Tax incentives serve as a way to equalize the tax burden among states and municipalities. However, property tax abatement in one community may be no more valuable than no abatement in a second community due to higher property tax rates in the first locality. Nevertheless, the tax abatement may be necessary to make the first location competitive in attracting investment. For example, communities in states such as Michigan that levy personal property tax on manufacturing assets need to offer personal property tax abatement to remain competitive with communities in states with no personal property tax.

Corporate Survey 2007
Combined Ratings* of 2007 Factors
Site Selection Factors                   2007
1. Highway accessibility 96.9
2. Labor costs 92.3
3. Energy availability and costs 89.0
4. Availability of skilled labor 88.7
5. Occupancy or construction costs 88.2
6. Available land 85.4
7. Corporate tax rate 83.8
8. State and local incentives 83.4
9. Environmental regulations 83.2
10. Tax Exemptions 82.8
*All figures are percentages and are the total of "very important" and "important" ratings of the Area Development Corporate Survey and are rounded to the nearest tenth of a percent.
Tax incentives are also looked at as a means to reduce the long-term impact of taxes upon operating costs. Effective location analysis models estimate and evaluate key operating costs such as labor, transportation, energy, and taxes over the long term (typically between 10 and 20 years). Many tax incentives provide benefits for 10 years or longer, including income tax credits based upon job creation, property tax exemptions and refunds, and employee withholdings refunds. Even in cases of nonrefundable tax credits, where a company may not have immediate tax liability to apply the credits against, such benefits may be carried forward for future use over 10 or more years.

In addition, taxes generated by new or expanded operations may be used as a method to finance the start-up costs of the operations. As an example, many states use a tool known as tax increment financing to support certain costs incurred by companies in establishing or expanding operations within their jurisdictions. The incremental taxes generated by the operations over an extended period (typically 20 or more years) are used to service bonds - the proceeds of which are used for the benefit of the project. These taxes vary from state to state, but often include property taxes, sales taxes, and special assessments. In some cases, future incremental taxes generated by unrelated operations are used to support the costs of a single operation.

A Determining Factor
Each of these objectives is key to companies when determining the optimal location for new investment. Whether the impact of incentives is short term in offsetting the up-front costs of an investment or longer term in reducing operating costs, the effects of inducements can have a significant impact upon the competitiveness of operations at alternative sites. We have seen numerous occasions where a company's initial preferable location for investment was upended by the impact of incentives upon start-up and operational costs.
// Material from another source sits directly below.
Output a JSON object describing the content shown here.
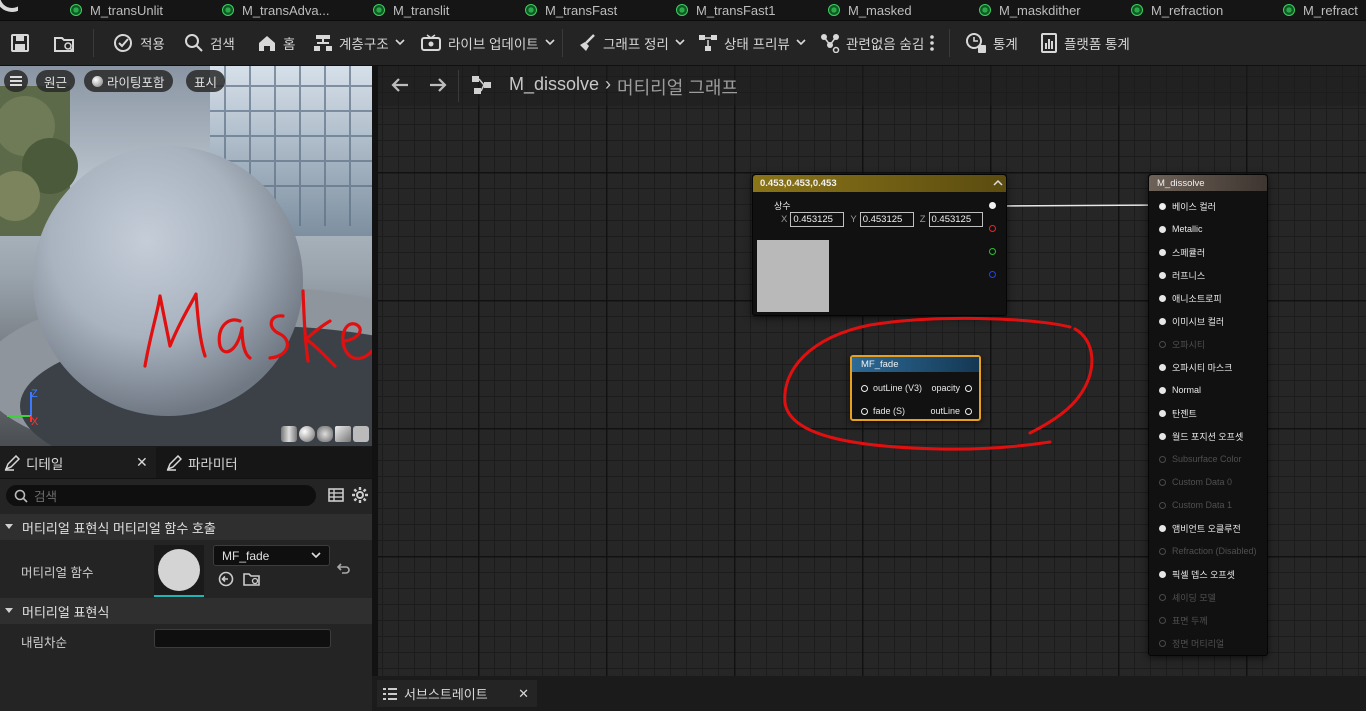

In some cases, the impact has been significant enough to reverse decisions that were far along in the corporate approval process.

Incentives not only influence decisions regarding alternative locations for investment, but may also be the determining factor as to whether an investment with a single location option goes forward. We have seen instances in which the return on investment required by an approving corporate board has been substantially influenced by incentives. In other words, the shorter-term return on the investment does not allow management to justify the investment without the financial benefit of incentives.

State and local taxes and incentives will continue to be a key factor in location decision-making. Taxes will likely grow as a component of operating costs, while businesses will view incentives as a viable means to reduce these costs and increase return on investment. For states and communities, tax structures and tax incentives will both be scrutinized to determine the fiscal and economic impacts upon their economies and upon the competitiveness of these jurisdictions in attracting new investment.